English Language & Usage Asked by hythis on April 28, 2021
I’m looking for a word or phrase that encapsulates the action of defending statement X of opponent, despite X having no validity, or unknowingly arguing/explaining based on a false statement X. For example:
*Adam, a cat person, says that all dog people must manually lick dogs
mouths clean, and this is why dogs are a disgusting pet.
*Jill, who
hates cats, but doesn’t own dogs, argues against Adam, saying "at
least the dogs mouths are clean for it, and dogs allowing people to
get that close to them just shows how much they love them. Cats lick
all over themselves and are disgusting, no one would lick their
mouths. Plus they are selfish".
Notice here, Adam makes a statement that is loaded/begs the question, but Jill doesn’t know enough or simply assumes what Adam says is true, and tries to come up with reasons on the spot why X is justified, despite never seeing/experiencing it herself, in the pursuit of showing that cats are worse than dogs.
I’d expect a phrase that follows this to be something like "Falling for the X" and used like so in the following context:
Ruth, a dog lover, overhears the conversation between Adam and Jill, and turns to say: "Adam, No dog owner is forced to lick the mouth clean of their dogs. Jill, I appreciate the sentiment, but you just [Fell for the X]."
In real life I’ve seen this play out across both science questions and political discussions.
In the recent US presidential election, 538 claimed 20,000~ votes all for Biden in Philadelphia county in Pennsylvania. One person said "Look at what happened in Pennsylvania! Not one non Biden vote? Clearly this shows voter fraud". Other people said "Well people are more likely to vote for biden in mail, so definitely not suspicious!".
In this case, it was basically statistically impossible for this to happen. It also turned out the votes were legitimate, they were just batched by candidate accidentally in the unofficial tally, the next batch had 2x times Trumps normal margins. The people responding assumed an actual batch of only Biden votes really happened, but in order to support there was no voter fraud, they went on to support the faulty assumption that a group of 20,000+ mail in votes was entirely Biden. People were trying to defend the claim that 20,000 votes came in from a normal mail in sampling distribution entirely for Biden, despite the claim those ballot counts were sampled from normal mail in order was completely false.

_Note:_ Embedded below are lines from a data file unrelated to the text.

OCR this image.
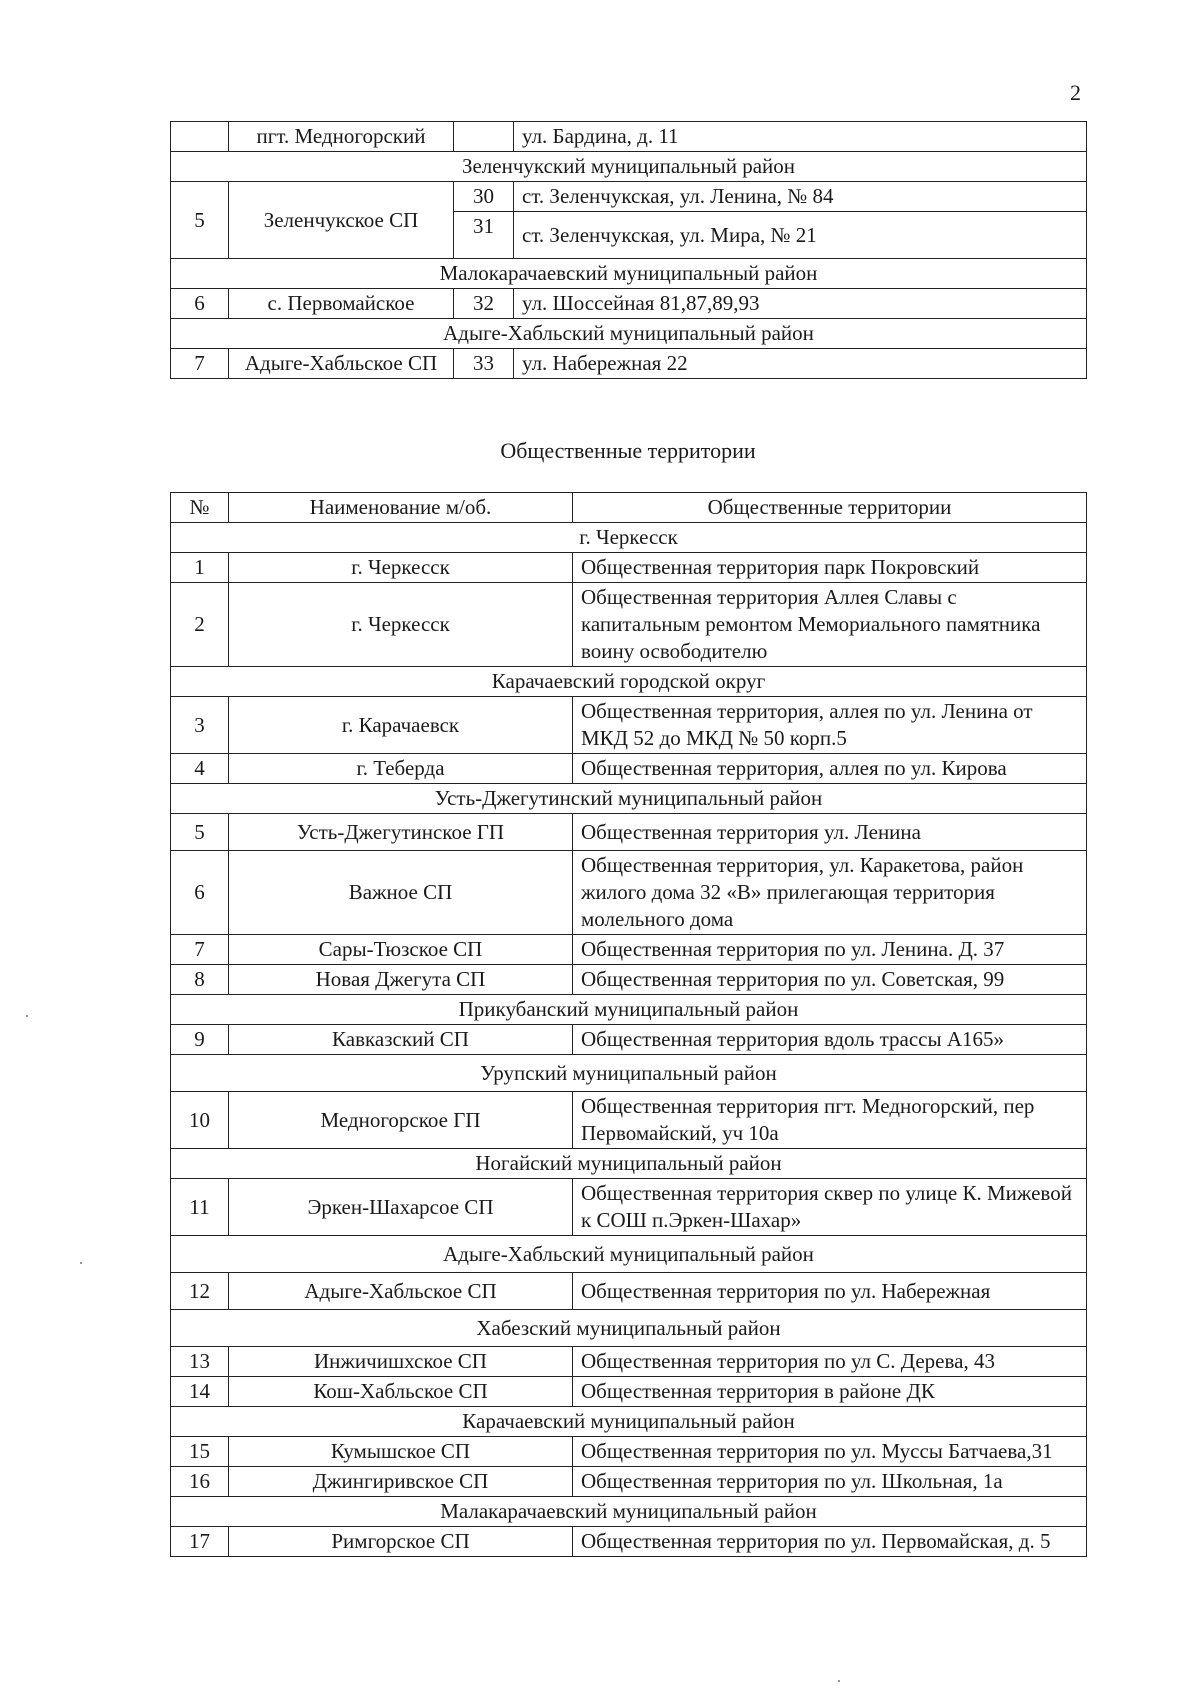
2
	пгт. Медногорский		ул. Бардина, д. 11
Зеленчукский муниципальный район			
5	Зеленчукское СП	30	ст. Зеленчукская, ул. Ленина, № 84
		31	ст. Зеленчукская, ул. Мира, № 21
Малокарачаевский муниципальный район			
6	с. Первомайское	32	ул. Шоссейная 81,87,89,93
Адыге-Хабльский муниципальный район			
7	Адыге-Хабльское СП	33	ул. Набережная 22
Общественные территории
№	Наименование м/об.	Общественные территории
г. Черкесск		
1	г. Черкесск	Общественная территория парк Покровский
2	г. Черкесск	Общественная территория Аллея Славы с капитальным ремонтом Мемориального памятника воину освободителю
Карачаевский городской округ		
3	г. Карачаевск	Общественная территория, аллея по ул. Ленина от МКД 52 до МКД № 50 корп.5
4	г. Теберда	Общественная территория, аллея по ул. Кирова
Усть-Джегутинский муниципальный район		
5	Усть-Джегутинское ГП	Общественная территория ул. Ленина
6	Важное СП	Общественная территория, ул. Каракетова, район жилого дома 32 «В» прилегающая территория молельного дома
7	Сары-Тюзское СП	Общественная территория по ул. Ленина. Д. 37
8	Новая Джегута СП	Общественная территория по ул. Советская, 99
Прикубанский муниципальный район		
9	Кавказский СП	Общественная территория вдоль трассы А165»
Урупский муниципальный район		
10	Медногорское ГП	Общественная территория пгт. Медногорский, пер Первомайский, уч 10а
Ногайский муниципальный район		
11	Эркен-Шахарсое СП	Общественная территория сквер по улице К. Мижевой к СОШ п.Эркен-Шахар»
Адыге-Хабльский муниципальный район		
12	Адыге-Хабльское СП	Общественная территория по ул. Набережная
Хабезский муниципальный район		
13	Инжичишхское СП	Общественная территория по ул С. Дерева, 43
14	Кош-Хабльское СП	Общественная территория в районе ДК
Карачаевский муниципальный район		
15	Кумышское СП	Общественная территория по ул. Муссы Батчаева,31
16	Джингиривское СП	Общественная территория по ул. Школьная, 1а
Малакарачаевский муниципальный район		
17	Римгорское СП	Общественная территория по ул. Первомайская, д. 5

In a similar manner, this question on physics stack exchange https://physics.stackexchange.com/questions/593122/why-are-red-and-blue-light-refracted-differently-if-they-travel-at-the-same-spee has many answers from people who take Op’s assumption (two wavelengths of light will always travel at the same speed no matter the medium), and try to explain why refraction is different only with the equation tautology, implicitly affirming Op’s misconception.
Another example, a reddit thread in askscience somebody wanted to know how scientists knew electrons were the same in the result of quantum tunneling. Someone added that it is because of properties like spin. In reality scientists only experimentally verified/discovered this at the macro level when testing the implications of Shrodingers equation. No scientist actually looked at a single electron to discover quantum tunneling.
The closest thing I can think of is pulling "Pulling something out of your ass" to explain something, but that doesn’t seem to quite fit the actual core message that needs to be conveyed, it isn’t about a lie, its about the assumption in the first place being wrong, and you just tried to argue/explain something assuming it is true.
There is a word that describes the witless and uncritical acceptance of ideas. It comes from French “fly-swallower” and is:
Gobemouche = A credulous person, especially : one who believes everything he or she hears
The gobemouche, having accepted the flawed premises, then goes on to argue on the basis of them.
Regrettably, it is not well known and in explaining it to someone you may, unless you are very careful, make them feel insulted.